У каждой из сторон было свое видение ситуации, они действовали
соответственно или, напротив, бездействовали...
Гек отвалялся в "браслетах" почти до полудня следующего за
"воспитанием" дня, когда его сначала расковали и сводили к адвокату (Малоун
прислал), а потом положили в больницу. Гек сообщил, что ни к кому претензий
не имеет, сам споткнулся и ушибся (присутствующий при беседе кум облегченно
вздохнул), на содержание не жалуется. Таким образом, штрафной изолятор сам
собой отпал в никуда, а Гек семь дней провел в отдельной палате тюремной
больницы (семь тысяч капитану, начальнику санчасти, и по пятьсот фельдшерам
-- от Ушастого) с телевизором и посещениями (два раза Ушастый и один раз
Фант -- по тысяче за получасовой визит). Оклемался Гек на диво быстро, разве
что сине-зеленый с разводами копчик долго еще побаливал -- сапог тяжелый
попался...
Гека выписали в пятницу, Сим-Сима тоже, но на неделю раньше.
Шестнадцать человек из числа избитых скуржавых, в зависимости от тяжести
полученных травм, распиханы были кто куда -- одного, с переломом
позвоночника, отвезли в Картагенский госпиталь, а впоследствии сактировали с
первой группой инвалидности, четверых продержали несколько суток в
межрайонной, подконтрольной скуржавым больнице (но в другом корпусе, не там,
где лежал Гек) и вернули долечиваться "домой"; восемь человек пустили в
межрайонной якорь на два-три месяца (Жираф в том числе). Трое человек
отделались ушибами, выбитыми зубами и "легким испугом", их выписали через
сутки-двое. Но никто из шестнадцати в четвертый барак уже не вернулся --
путь туда был им теперь заказан.
Ребята из команды Гека времени зря не теряли: они продолжили, согласно
указаниям Гека, восстановление порядка, по минимуму прибегая к мордобою и
угрозам.

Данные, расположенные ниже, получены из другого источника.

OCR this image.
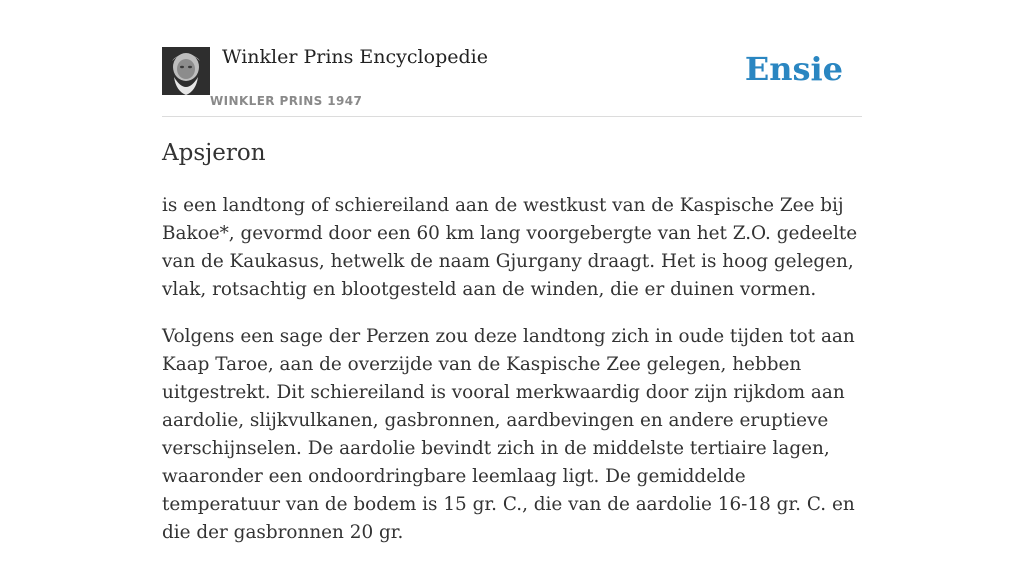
Winkler Prins Encyclopedie
WINKLER PRINS 1947
Ensie
Apsjeron

is een landtong of schiereiland aan de westkust van de Kaspische Zee bij Bakoe*, gevormd door een 60 km lang voorgebergte van het Z.O. gedeelte van de Kaukasus, hetwelk de naam Gjurgany draagt. Het is hoog gelegen, vlak, rotsachtig en blootgesteld aan de winden, die er duinen vormen.

Volgens een sage der Perzen zou deze landtong zich in oude tijden tot aan Kaap Taroe, aan de overzijde van de Kaspische Zee gelegen, hebben uitgestrekt. Dit schiereiland is vooral merkwaardig door zijn rijkdom aan aardolie, slijkvulkanen, gasbronnen, aardbevingen en andere eruptieve verschijnselen. De aardolie bevindt zich in de middelste tertiaire lagen, waaronder een ondoordringbare leemlaag ligt. De gemiddelde temperatuur van de bodem is 15 gr. C., die van de aardolie 16-18 gr. C. en die der gasbronnen 20 gr.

Тотчас был упразднен пятидесятипроцентный сбор с работяг, взамен же
предлагалось добровольное пожертвование в общак, но не более пяти процентов
от притекающих к сидельцам сумм. Все нетаки, мгновенно возникшие вокруг
новой воцарившейся кодлы, обязаны были отстегивать не менее десяти процентов
от доходов. Опущенные и "вставшие на путь исправления" в общак не
допускались. Нетакам не разрешалось новым обычаем носить повязки
категорически, фратам-трудилам -- прямо не запрещалось, конечно... Опущенным
повязки предписывались в обязательном порядке. К моменту прихода Гека в
отряд во всем бараке насчитывалось не более двух десятков повязочников из
числа парафинов, обитателей "курятника" и нескольких фратов, добывающих
такое близкое, пальцем тронуть, досрочное освобождение; что им теперь косые
взгляды вчерашних кентов -- воля ждет...
Старая пословица справедливо утверждает, что короля делает свита. Люди
Гека во главе с Сим-Симом рассказывали то одну, то другую историю о Ларее,
постоянно ссылались на него, утверждая новый порядок, подтверждали слухи о
столичном урке и тюрьме "Пентагон"...
Ларей -- так звучало должное к употреблению имя, оно же прозвище, но
заглазная кличка, пока еще рыхлая и неустойчивая, уже появилась: Чтив
Бабилонский (читать любит -- слухи такие ходили). Кое-кто уже спрашивал
Сим-Сима -- не Ван ли последний пожаловал к ним на зону, однако Сим-Сим, в
душе подозревающий то же самое, только ежился и многозначительно молчал...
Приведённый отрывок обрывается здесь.